Here is what I've learned:
A friend once told me that loving someone else is easy, that it's harder to learn to accept yourself as worthy of being loved. As someone with his own baggage (as we all have), this spoke deeply to me. Loving my wife was easy. Letting myself believe she loved me — even in the worst times — was hard. Once we got there, I could truly help her — not to get rid of the depression but to find her way through the mazes it keeps throwing up.
Also, maybe this:
Loving someone is seeing the best possible version of her superimposed over the actual person at all times, even when you hate her. I loved my wife for too long not necessarily for who she was, but for who I knew she could be. And maybe that was terribly unfair to her — okay, it was terribly unfair to her — but it was how I stayed and how we made it through the wilderness.
Being loved is fearing, on some level, that you are not worthy of that love. It is terrifying and vulnerable, and if you fell in love on the first day of college, it makes a great story so long as you can pretend part of it wasn't a horror movie. But being loved is good when you can trust that the other sees you, yes, but also sees the flaw in the photograph that superimposes your own best self over your rotten, stinking core.
And, above all else:
When you boil it down, life is just physical processes. You don't even have to think about them, about the way you breathe in and out, or the way your heart beats, or the way my fingers type these words even as I think them. Your brain is so good at all of this that it knows how to tune out the sound of your heartbeats.
But if you try, if you really try, you can hear your heartbeat. You can stop the process of your breath. I can keep my fingers from typing.
Depression isn't just a condition or a disease or a mental imbalance. It's a process, a series of them that you can replace with other processes that don't get rid of depression but build better ways of dealing with its lies.
In "Avant Gardener," one of my favorite songs about depression (or, at least, I think it's about depression — it's probably just about a respiratory ailment), singer-songwriter Courtney Barnett sings about a day that starts with her staying in bed too late, before going out to dig up weeds in her garden. "All of a sudden," she sings, "I'm having trouble breathing in."
This is what it is, I think, for both of us, maybe for Jimmy and Gretchen too. It's realizing that you can tell yourself to breathe, that you can, on some level, find a way past this, whether around or through, that even if the medication is a lie, we are all the sum of lies we tell ourselves anyway.
Here you are. Feel yourself.
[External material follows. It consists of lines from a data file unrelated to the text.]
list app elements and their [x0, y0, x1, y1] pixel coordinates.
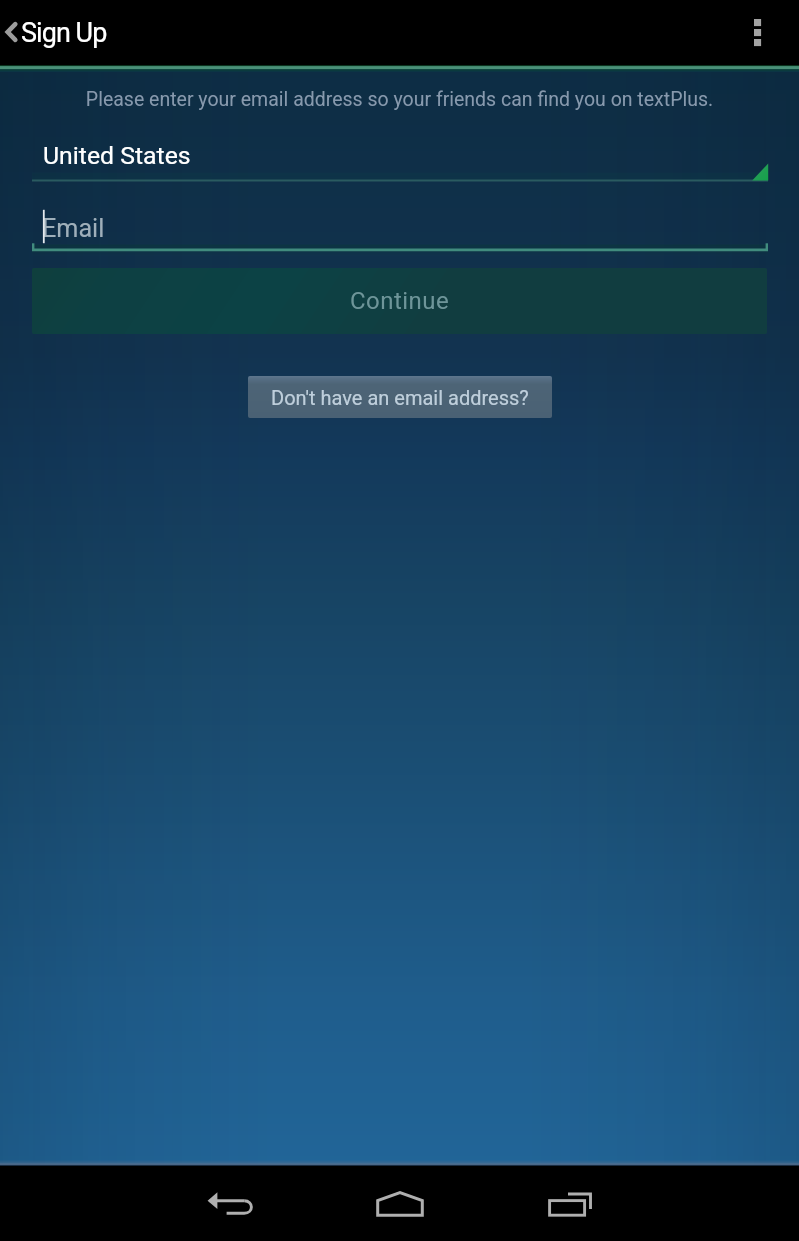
staticText: Continue — [350, 287, 450, 315]
button[interactable]: Don't have an email address? — [248, 376, 552, 418]
staticText: United States — [43, 141, 191, 170]
button[interactable]: More options — [721, 1, 799, 65]
button[interactable]: Home — [367, 1166, 433, 1241]
staticText: Sign Up — [21, 17, 107, 49]
button[interactable]: Recent apps — [537, 1166, 603, 1241]
staticText: Don't have an email address? — [271, 386, 529, 409]
button[interactable]: Back — [197, 1166, 263, 1241]
button[interactable]: Country: United States — [0, 134, 799, 184]
button[interactable]: Navigate up - Sign Up — [0, 1, 121, 65]
staticText: Please enter your email address so your … — [8, 88, 791, 111]
button[interactable]: Continue — [32, 268, 767, 334]
staticText: Email — [42, 214, 105, 244]
button[interactable]: Email address field — [0, 200, 799, 256]
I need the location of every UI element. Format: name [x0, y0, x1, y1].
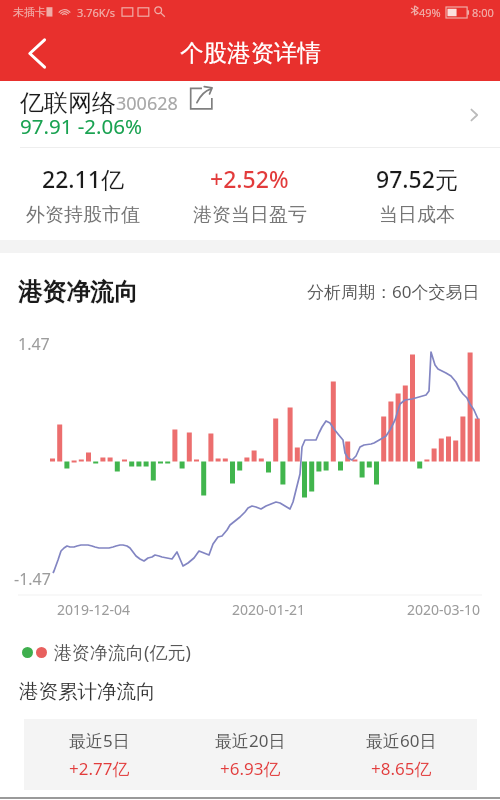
staticText: 最近5日: [69, 729, 130, 752]
staticText: +2.77亿: [69, 757, 130, 780]
staticText: 个股港资详情: [180, 38, 321, 68]
staticText: 22.11亿: [42, 163, 124, 194]
staticText: 亿联网络: [20, 88, 116, 118]
staticText: 最近20日: [215, 729, 286, 752]
staticText: +6.93亿: [220, 757, 281, 780]
staticText: 港资净流向: [18, 277, 138, 307]
staticText: 49%: [419, 5, 441, 20]
staticText: -1.47: [14, 568, 51, 590]
staticText: 当日成本: [379, 203, 455, 227]
staticText: 港资净流向(亿元): [54, 640, 191, 665]
staticText: 2020-03-10: [407, 600, 481, 619]
staticText: 97.91 -2.06%: [20, 112, 143, 140]
staticText: 97.52元: [376, 163, 458, 194]
staticText: 3.76K/s: [77, 5, 115, 20]
button[interactable]: Share: [186, 84, 216, 114]
staticText: 分析周期：60个交易日: [307, 280, 480, 303]
staticText: 港资当日盈亏: [193, 203, 307, 227]
staticText: 最近60日: [366, 729, 437, 752]
staticText: 未插卡: [13, 5, 46, 19]
staticText: 8:00: [472, 5, 494, 20]
staticText: +2.52%: [210, 163, 289, 194]
staticText: 外资持股市值: [26, 203, 140, 227]
button[interactable]: Back: [0, 25, 66, 81]
button[interactable]: 亿联网络: [0, 81, 500, 148]
staticText: 港资累计净流向: [19, 679, 156, 704]
staticText: 2020-01-21: [232, 600, 306, 619]
staticText: +8.65亿: [371, 757, 432, 780]
staticText: 1.47: [18, 333, 50, 355]
staticText: 2019-12-04: [57, 600, 131, 619]
staticText: 300628: [116, 91, 178, 116]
You are the sum collection of all your joys and fears and disappointments and losses. You are both that and something else. Breathe in. Hold.
Think of her laugh. Think of her smile. Think of the person you were, and the better person she has helped you become. Think of the time she, in the depths of a depressive phase she tried not to label as one, adopted two 10-day-old kittens and bottle-fed them for months, because she doesn't want anything, ever, to have to die. Think of how you used to go, in the middle of the night, to Wendy's drive-thrus and listen to Coast to Coast AM to eavesdrop on people who had constructed their own alternate realities to undergird the universe. Think about how you do the same thing every day, both of you, but it makes things better, because it's what we all do to survive.
Todd VanDerWerff is Vox's culture editor.